US Patent Application 18144045. OPEN-VOCABULARY OBJECT DETECTION IN IMAGES simplified abstract

From WikiPatents
Jump to navigation Jump to search

OPEN-VOCABULARY OBJECT DETECTION IN IMAGES

Organization Name

Google LLC


Inventor(s)

Matthias Johannes Lorenz Minderer of Zurich (CH)

Alexey Alexeevich Gritsenko of Amsterdam (NL)

Austin Charles Stone of San Francisco CA (US)

Dirk Weissenborn of Berlin (DE)

Alexey Dosovitskiy of Berlin (DE)

Neil Matthew Tinmouth Houlsby of Zürich (CH)

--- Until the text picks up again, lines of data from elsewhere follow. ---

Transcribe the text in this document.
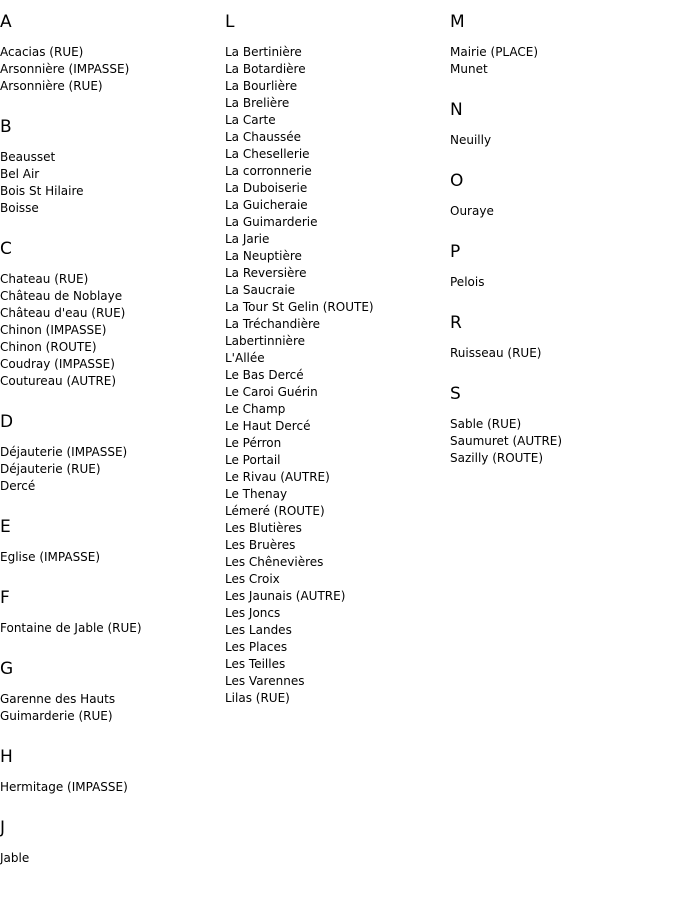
A
Acacias (RUE)
Arsonnière (IMPASSE)
Arsonnière (RUE)
B
Beausset
Bel Air
Bois St Hilaire
Boisse
C
Chateau (RUE)
Château de Noblaye
Château d'eau (RUE)
Chinon (IMPASSE)
Chinon (ROUTE)
Coudray (IMPASSE)
Coutureau (AUTRE)
D
Déjauterie (IMPASSE)
Déjauterie (RUE)
Dercé
E
Eglise (IMPASSE)
F
Fontaine de Jable (RUE)
G
Garenne des Hauts
Guimarderie (RUE)
H
Hermitage (IMPASSE)
J
Jable
L
La Bertinière
La Botardière
La Bourlière
La Brelière
La Carte
La Chaussée
La Chesellerie
La corronnerie
La Duboiserie
La Guicheraie
La Guimarderie
La Jarie
La Neuptière
La Reversière
La Saucraie
La Tour St Gelin (ROUTE)
La Tréchandière
Labertinnière
L'Allée
Le Bas Dercé
Le Caroi Guérin
Le Champ
Le Haut Dercé
Le Pérron
Le Portail
Le Rivau (AUTRE)
Le Thenay
Lémeré (ROUTE)
Les Blutières
Les Bruères
Les Chênevières
Les Croix
Les Jaunais (AUTRE)
Les Joncs
Les Landes
Les Places
Les Teilles
Les Varennes
Lilas (RUE)
M
Mairie (PLACE)
Munet
N
Neuilly
O
Ouraye
P
Pelois
R
Ruisseau (RUE)
S
Sable (RUE)
Saumuret (AUTRE)
Sazilly (ROUTE)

OPEN-VOCABULARY OBJECT DETECTION IN IMAGES - A simplified explanation of the abstract

This abstract first appeared for US patent application 18144045 titled 'OPEN-VOCABULARY OBJECT DETECTION IN IMAGES

Simplified Explanation

The patent application describes a method for object detection using a neural network.

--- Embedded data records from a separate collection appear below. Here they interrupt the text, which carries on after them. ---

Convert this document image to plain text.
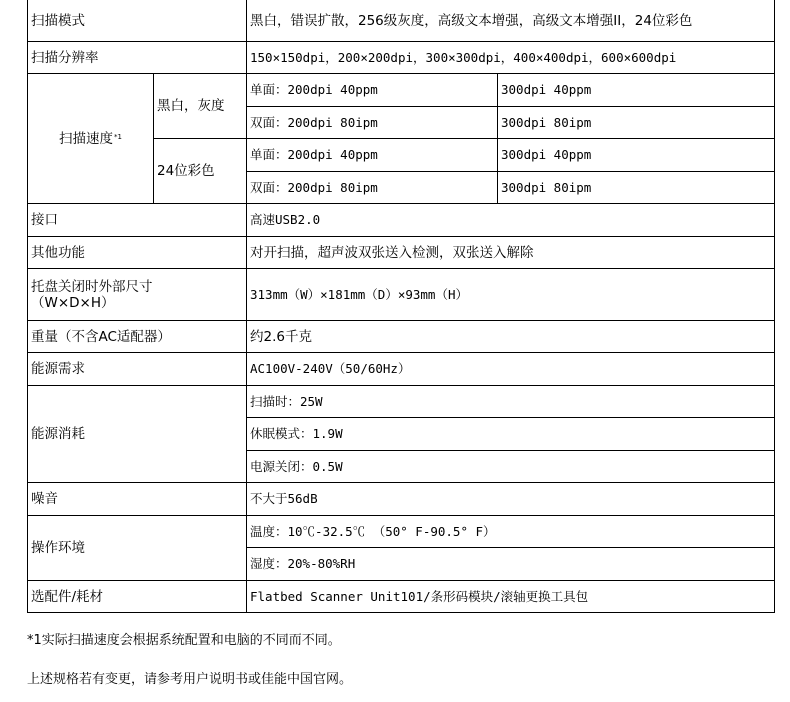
扫描模式		黑白，错误扩散，256级灰度，高级文本增强，高级文本增强II，24位彩色	
扫描分辨率		150×150dpi，200×200dpi，300×300dpi，400×400dpi，600×600dpi	
扫描速度$^{*1}$	黑白，灰度	单面：200dpi 40ppm	300dpi 40ppm
		双面：200dpi 80ipm	300dpi 80ipm
	24位彩色	单面：200dpi 40ppm	300dpi 40ppm
		双面：200dpi 80ipm	300dpi 80ipm
接口		高速USB2.0	
其他功能		对开扫描，超声波双张送入检测，双张送入解除	

托盘关闭时外部尺寸
（W×D×H）		313mm（W）×181mm（D）×93mm（H）	
重量（不含AC适配器）		约2.6千克	
能源需求		AC100V-240V（50/60Hz）	
能源消耗		扫描时：25W	
		休眠模式：1.9W	
		电源关闭：0.5W	
噪音		不大于56dB	
操作环境		温度：10℃-32.5℃ （50° F-90.5° F）	
		湿度：20%-80%RH	
选配件/耗材		Flatbed Scanner Unit101/条形码模块/滚轴更换工具包	
*1实际扫描速度会根据系统配置和电脑的不同而不同。
上述规格若有变更，请参考用户说明书或佳能中国官网。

  • The method involves obtaining an image and a set of query embeddings representing different categories of objects.
  • The image and query embeddings are processed using an object detection neural network.
  • The image is processed using an image encoding subnetwork to generate object embeddings.
  • Each object embedding is processed using a localization subnetwork to determine the region of the image where the object is located.
  • The object embeddings and query embeddings are processed using a classification subnetwork to generate a classification score distribution for each object embedding.
  • This method allows for accurate detection and classification of objects in an image.

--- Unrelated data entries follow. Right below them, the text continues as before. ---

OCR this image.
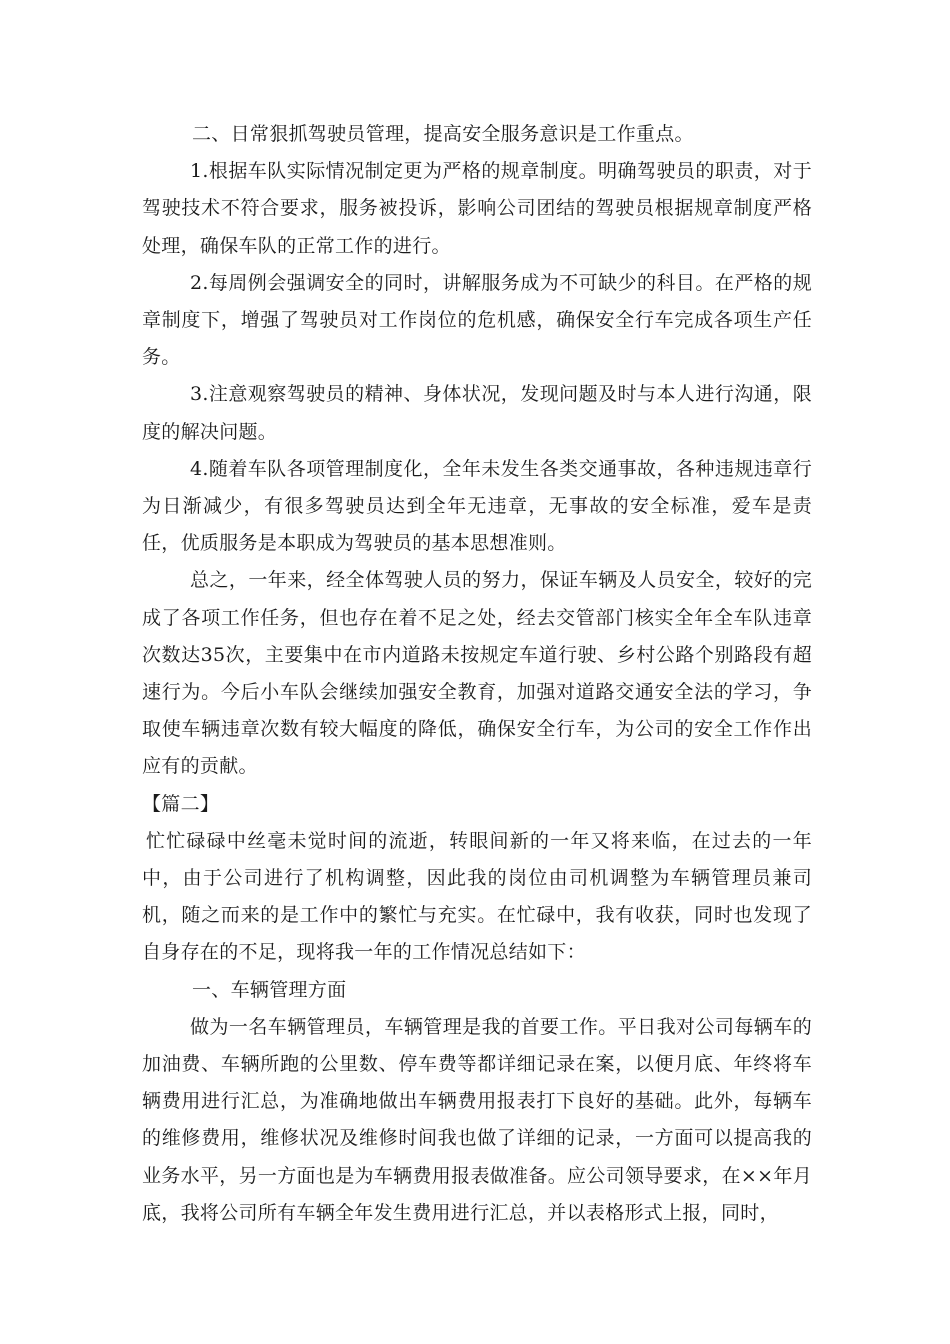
二、日常狠抓驾驶员管理，提高安全服务意识是工作重点。

1.根据车队实际情况制定更为严格的规章制度。明确驾驶员的职责，对于驾驶技术不符合要求，服务被投诉，影响公司团结的驾驶员根据规章制度严格处理，确保车队的正常工作的进行。

2.每周例会强调安全的同时，讲解服务成为不可缺少的科目。在严格的规章制度下，增强了驾驶员对工作岗位的危机感，确保安全行车完成各项生产任务。

3.注意观察驾驶员的精神、身体状况，发现问题及时与本人进行沟通，限度的解决问题。

4.随着车队各项管理制度化，全年未发生各类交通事故，各种违规违章行为日渐减少，有很多驾驶员达到全年无违章，无事故的安全标准，爱车是责任，优质服务是本职成为驾驶员的基本思想准则。

总之，一年来，经全体驾驶人员的努力，保证车辆及人员安全，较好的完成了各项工作任务，但也存在着不足之处，经去交管部门核实全年全车队违章次数达35次，主要集中在市内道路未按规定车道行驶、乡村公路个别路段有超速行为。今后小车队会继续加强安全教育，加强对道路交通安全法的学习，争取使车辆违章次数有较大幅度的降低，确保安全行车，为公司的安全工作作出应有的贡献。

【篇二】

忙忙碌碌中丝毫未觉时间的流逝，转眼间新的一年又将来临，在过去的一年中，由于公司进行了机构调整，因此我的岗位由司机调整为车辆管理员兼司机，随之而来的是工作中的繁忙与充实。在忙碌中，我有收获，同时也发现了自身存在的不足，现将我一年的工作情况总结如下：

一、车辆管理方面

做为一名车辆管理员，车辆管理是我的首要工作。平日我对公司每辆车的加油费、车辆所跑的公里数、停车费等都详细记录在案，以便月底、年终将车辆费用进行汇总，为准确地做出车辆费用报表打下良好的基础。此外，每辆车的维修费用，维修状况及维修时间我也做了详细的记录，一方面可以提高我的业务水平，另一方面也是为车辆费用报表做准备。应公司领导要求，在××年月底，我将公司所有车辆全年发生费用进行汇总，并以表格形式上报，同时，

Original Abstract Submitted

Methods, systems, and apparatus, including computer programs encoded on a computer storage medium, for object detection. In one aspect, a method comprises: obtaining: (i) an image, and (ii) a set of one or more query embeddings, wherein each query embedding represents a respective category of object; processing the image and the set of query embeddings using an object detection neural network to generate object detection data for the image, comprising: processing the image using an image encoding subnetwork of the object detection neural network to generate a set of object embeddings; processing each object embedding using a localization subnetwork to generate localization data defining a corresponding region of the image; and processing: (i) the set of object embeddings, and (ii) the set of query embeddings, using a classification subnetwork to generate, for each object embedding, a respective classification score distribution over the set of query embeddings.